Они говорили о живом ещё человеке так, будто перед ними вдруг вырос уродливый огромный гриб, при котором можно не стесняться в выражениях. Собравшийся было сказать пару ласковых хамоватой попутчице, Иван осёкся и сжался, пытаясь занимать как можно меньше места.
Калитин вышел на ближайшей остановке и побрёл домой пешком. В нём не было ни капли злости к этой бабе, но только когда Иван увидел собственное отражение в зеркальном стекле окраинного универмага, ему стало понятно отвращение попутчиков.
Картина, как говорится, маслом. Из-под капюшона выбивается сальная чёлка, хотя последний раз он стригся практически «под ноль». Кофта висит бесформенным мешком, напоминая разношенный башмак; манжеты растянуты и неопрятно выворачивают края как допотопные репродукторы. Колени брюк вытянуты и истёрты, голенища усеяны плевками слякоти.
«Неужели так быстро опускается человек? Или во всём виновато извечное „встречают по одёжке“? Почему тогда мне самому смотреть на это отвратительно? Как коварна изменчивость, как невнимателен человеческий глаз. Голова седеет по волоску, но замечаешь обычно либо первый, либо последний. Бац, и у отца всё лицо в морщинах. Бац, и ты из вчерашнего медалиста превратился в человеческий мусор.
Как там говорили коммунисты? Бытие определяет сознание? Может быть, одежда — это и есть отображение моего бытия? И теперь оно переходит в наступление? Просачиваясь с запахом краски, сигаретной вонью, водочным перегаром, запахом прелого тела и пота в его одежду, пытается подменить меня собой?»
Всё это даже у Ивана в голове звучало неубедительно, но позволяло отвлечься, чтобы ужас, вполне материальный, связанный с перерождением его внешнего облика, не превратился в тихое сверлящее безумие, навязчивое, как жёванная несколько часов кряду жвачка.
В ларьке Калитин взял бутылку пива и, опустошив её в несколько глотков, оставил пустую тару у подъезда. Пиво было безвкусным и холодным, никакого эффекта Иван не почувствовал. В квартире он прислонился к косяку, не зная, как поступить дальше. Хотелось покончить со всем одним махом. Нужно было помыться, совершить, пусть символическое, очищение, постирать одежду, но было совершенно немыслимо оставить её без присмотра. Отвернёшься на секунду, и вот уже балахон тянет к тебе полуосязаемые лапы. Ведь не исключено, что вместе с законченностью, до которой оживающей по ночам фигуре оставалось совсем немного, она обретёт и плоть?
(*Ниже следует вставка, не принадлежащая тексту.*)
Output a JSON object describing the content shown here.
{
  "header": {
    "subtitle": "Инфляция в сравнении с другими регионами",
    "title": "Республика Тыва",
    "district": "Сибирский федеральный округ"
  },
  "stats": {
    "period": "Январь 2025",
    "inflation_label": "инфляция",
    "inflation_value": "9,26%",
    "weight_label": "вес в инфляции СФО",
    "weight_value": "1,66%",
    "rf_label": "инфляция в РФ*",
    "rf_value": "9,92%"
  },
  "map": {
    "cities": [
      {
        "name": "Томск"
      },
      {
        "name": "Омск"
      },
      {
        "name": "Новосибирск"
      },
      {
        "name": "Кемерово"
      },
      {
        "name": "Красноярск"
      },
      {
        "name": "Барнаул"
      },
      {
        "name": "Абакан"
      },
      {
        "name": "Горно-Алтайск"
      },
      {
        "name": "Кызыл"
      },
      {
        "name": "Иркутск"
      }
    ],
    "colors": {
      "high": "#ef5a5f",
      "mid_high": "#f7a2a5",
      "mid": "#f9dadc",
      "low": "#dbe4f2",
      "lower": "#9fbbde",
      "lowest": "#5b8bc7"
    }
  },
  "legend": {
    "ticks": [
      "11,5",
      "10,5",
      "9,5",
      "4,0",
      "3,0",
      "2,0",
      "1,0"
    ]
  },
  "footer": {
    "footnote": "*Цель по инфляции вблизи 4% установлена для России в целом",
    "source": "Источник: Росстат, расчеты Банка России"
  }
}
Решение пришло. Не успев с ним до конца согласиться, Калитин забрался под душ и отвернул краны.
Горячей воды не было. Одежда тяжелела, липла к телу, тащила его, обессиленного ночным бдением и спиртным, вниз. Иван сполз по стенке, дотянулся до бруска хозяйственного мыла, принялся ожесточённо и беспорядочно тереть им одежду и тело. Липкая матовая плёнка застывала и лопалась, животный резкий дух, исходящий от мыла, казался тошнотворно-вездесущим…
Истерев весь брусок до обмылка, Калитин понялся и дрожащими руками принялся смывать с себя хлопья бурой пены. Зубы стучали неудержимо, подушечки пальцев покрылись водяными морщинами. Иван обхватил себя, провёл руками по одежде, пытаясь выгнать скопившуюся в ней воду — всё было тщетно. «Чёрт с ним!» — выдохнул он наконец и прошлёпал, оставляя мокрые следы, к дивану. Снимать одежду Калитин не собирался, он не слишком верил в магические свойства хозяйственного мыла. Несмотря на крупную дрожь, бившую тело, а, может быть, и благодаря ей, провалиться в сон удалось быстро.
Снился Калитину лично Яков Семёныч — начальник производственной линии, который распекал печатника за сегодняшний прогул. В начальственном кабинете у окна почему-то стояла кроватка, с которой укоризненно смотрел на брата Васька. Это было неприятно, но терпимо. Иван неуклюже извинился и, только собравшись уходить, понял, что он абсолютно гол. Ужас вырвался из груди криком и мгновенно заполнил всю комнату. Дело было, конечно же, не в стыде — он отчётливо осознавал, что одежда вырвалась на свободу.
Когда Калитин испуганно подскочил на кровати, не успев ещё толком открыть глаза, на лоб ему легла, придавливая к подушке, мягкая тёплая ладонь. Такое материнское, исключительно женское движение. Маринка. И на секунду вернулось успокоение. Мир показался почти сносным.
Пока Иван не понял, что под одеялом — не своим худым и мокрым, а под пуховым, Маринкиным — он абсолютно гол.
Зарёванная, слегка пьяная Маринка, не могла взять в толк, в чём именно она виновата.